Gadgets That Act as Dog Repellents
Most gadgets that repel dogs will also repel other types of wildlife, such as cats, deer, rabbits, and raccoons. They are typically safe, quiet, and most of all, use very little electricity to do the job. Beware, though, that motion-activated gadgets may set off any time it senses motion, even human movement.
Unlike dog repellents that come in powder, granule, or spray (liquid) form, no re-application is required with gadgets like motion-activated scarecrow sprinklers, which can be found under many brand names, such as Orbit, Havahart, and Hoont. Just hook the scarecrow sprinkler up to your garden hose and let its motion-activated mechanism do the work. Another advantage with this product is that there is no need to take separate control measures against each of the various types of pests that may infiltrate your yard. Scarecrow sprinklers will repulse stray cats and garden pests just as surely as they will keep Fido away.
Yard Gard is a safe, silent, and electronic dog repellent. Like scarecrow sprinklers, it is effective against other pests, as well. But unlike a scarecrow sprinkler, you have a choice of two modes. You can continually blast would-be pests 24/7 or allow its motion-activated mechanism to alert it when pests approach.
This dog repellent works by emitting sonic and ultrasonic sound waves that canines find offensive. Mount it on an outdoor storage shed, tree, or fence. Place the unit where needed and plug it in or run it on batteries.
Fences as Dog Repellents
Many pet owners install special invisible dog fences to contain their dogs in their yard.

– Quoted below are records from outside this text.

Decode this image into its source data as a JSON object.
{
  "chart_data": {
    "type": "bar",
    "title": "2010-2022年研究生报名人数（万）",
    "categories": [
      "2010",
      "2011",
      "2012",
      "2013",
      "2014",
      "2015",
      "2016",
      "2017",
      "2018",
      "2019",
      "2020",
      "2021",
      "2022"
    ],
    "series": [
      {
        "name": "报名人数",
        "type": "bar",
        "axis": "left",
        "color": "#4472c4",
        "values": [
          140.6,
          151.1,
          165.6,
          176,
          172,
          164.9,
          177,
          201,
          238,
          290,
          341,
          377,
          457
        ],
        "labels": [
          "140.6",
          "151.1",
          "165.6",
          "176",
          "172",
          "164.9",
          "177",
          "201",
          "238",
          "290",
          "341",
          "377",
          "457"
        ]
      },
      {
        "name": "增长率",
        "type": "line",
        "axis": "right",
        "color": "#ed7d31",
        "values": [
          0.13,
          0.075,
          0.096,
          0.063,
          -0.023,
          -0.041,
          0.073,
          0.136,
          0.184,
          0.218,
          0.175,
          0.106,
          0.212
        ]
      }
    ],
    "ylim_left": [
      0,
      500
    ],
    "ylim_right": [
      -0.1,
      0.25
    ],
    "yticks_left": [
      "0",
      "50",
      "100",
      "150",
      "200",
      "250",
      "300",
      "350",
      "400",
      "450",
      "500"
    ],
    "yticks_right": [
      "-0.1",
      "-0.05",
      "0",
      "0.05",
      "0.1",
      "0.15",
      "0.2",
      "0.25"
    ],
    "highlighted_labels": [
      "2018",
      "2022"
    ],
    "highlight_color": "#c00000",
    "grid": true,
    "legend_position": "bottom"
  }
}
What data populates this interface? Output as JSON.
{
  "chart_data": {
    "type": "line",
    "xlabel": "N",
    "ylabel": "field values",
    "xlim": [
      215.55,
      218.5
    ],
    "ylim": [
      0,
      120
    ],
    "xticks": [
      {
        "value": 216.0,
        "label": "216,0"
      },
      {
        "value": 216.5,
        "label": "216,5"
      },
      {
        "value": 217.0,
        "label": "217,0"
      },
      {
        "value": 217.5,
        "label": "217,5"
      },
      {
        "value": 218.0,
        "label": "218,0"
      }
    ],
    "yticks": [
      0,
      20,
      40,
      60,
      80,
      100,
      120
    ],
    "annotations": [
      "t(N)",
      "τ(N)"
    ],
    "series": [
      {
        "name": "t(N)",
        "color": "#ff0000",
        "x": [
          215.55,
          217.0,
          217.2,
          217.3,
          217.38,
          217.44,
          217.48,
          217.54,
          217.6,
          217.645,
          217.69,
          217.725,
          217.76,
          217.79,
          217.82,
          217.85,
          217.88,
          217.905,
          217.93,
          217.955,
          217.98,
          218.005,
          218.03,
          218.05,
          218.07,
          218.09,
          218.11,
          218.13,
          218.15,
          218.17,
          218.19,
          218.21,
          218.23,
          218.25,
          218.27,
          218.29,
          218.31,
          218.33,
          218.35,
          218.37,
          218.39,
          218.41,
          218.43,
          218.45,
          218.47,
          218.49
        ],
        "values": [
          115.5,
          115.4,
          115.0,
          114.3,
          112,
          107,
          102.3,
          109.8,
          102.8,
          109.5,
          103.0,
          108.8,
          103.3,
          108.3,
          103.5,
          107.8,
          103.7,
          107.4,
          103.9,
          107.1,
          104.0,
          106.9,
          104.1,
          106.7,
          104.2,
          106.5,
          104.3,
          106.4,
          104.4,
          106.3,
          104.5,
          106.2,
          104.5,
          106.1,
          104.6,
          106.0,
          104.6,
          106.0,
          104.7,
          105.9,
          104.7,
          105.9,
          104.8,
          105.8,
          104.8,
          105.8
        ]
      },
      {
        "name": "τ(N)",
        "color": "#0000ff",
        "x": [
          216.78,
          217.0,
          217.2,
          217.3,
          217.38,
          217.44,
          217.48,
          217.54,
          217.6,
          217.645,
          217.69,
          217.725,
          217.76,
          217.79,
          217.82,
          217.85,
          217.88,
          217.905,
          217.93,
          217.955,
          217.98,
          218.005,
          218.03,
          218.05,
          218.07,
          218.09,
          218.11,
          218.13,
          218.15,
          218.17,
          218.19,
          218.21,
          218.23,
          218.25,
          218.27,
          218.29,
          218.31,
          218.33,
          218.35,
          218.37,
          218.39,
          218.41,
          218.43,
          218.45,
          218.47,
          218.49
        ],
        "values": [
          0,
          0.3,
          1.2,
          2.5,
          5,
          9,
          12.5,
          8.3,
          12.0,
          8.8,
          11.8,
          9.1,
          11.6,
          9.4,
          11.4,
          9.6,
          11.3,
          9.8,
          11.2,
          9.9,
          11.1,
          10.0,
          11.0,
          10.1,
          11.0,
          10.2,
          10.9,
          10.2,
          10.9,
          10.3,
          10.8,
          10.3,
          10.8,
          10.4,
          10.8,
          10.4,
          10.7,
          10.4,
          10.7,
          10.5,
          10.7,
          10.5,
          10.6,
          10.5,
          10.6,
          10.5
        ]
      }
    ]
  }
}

Though putting up a fence is usually a considerable expense, it can offer multiple benefits, such as privacy and curb appeal, in addition to keeping pesky dogs out of your space. Here are a few other potentially more affordable options:
- For a rustic yard, erect a chain-link fence accented with painted horizontal wood boards.
- For less public areas of your yard, consider mesh or hardware cloth containment fencing, often used to keep deer out of yards.
- For your front yard, you may only need a shorter, pretty picket fence that is just restrictive enough to keep curious canines off your property.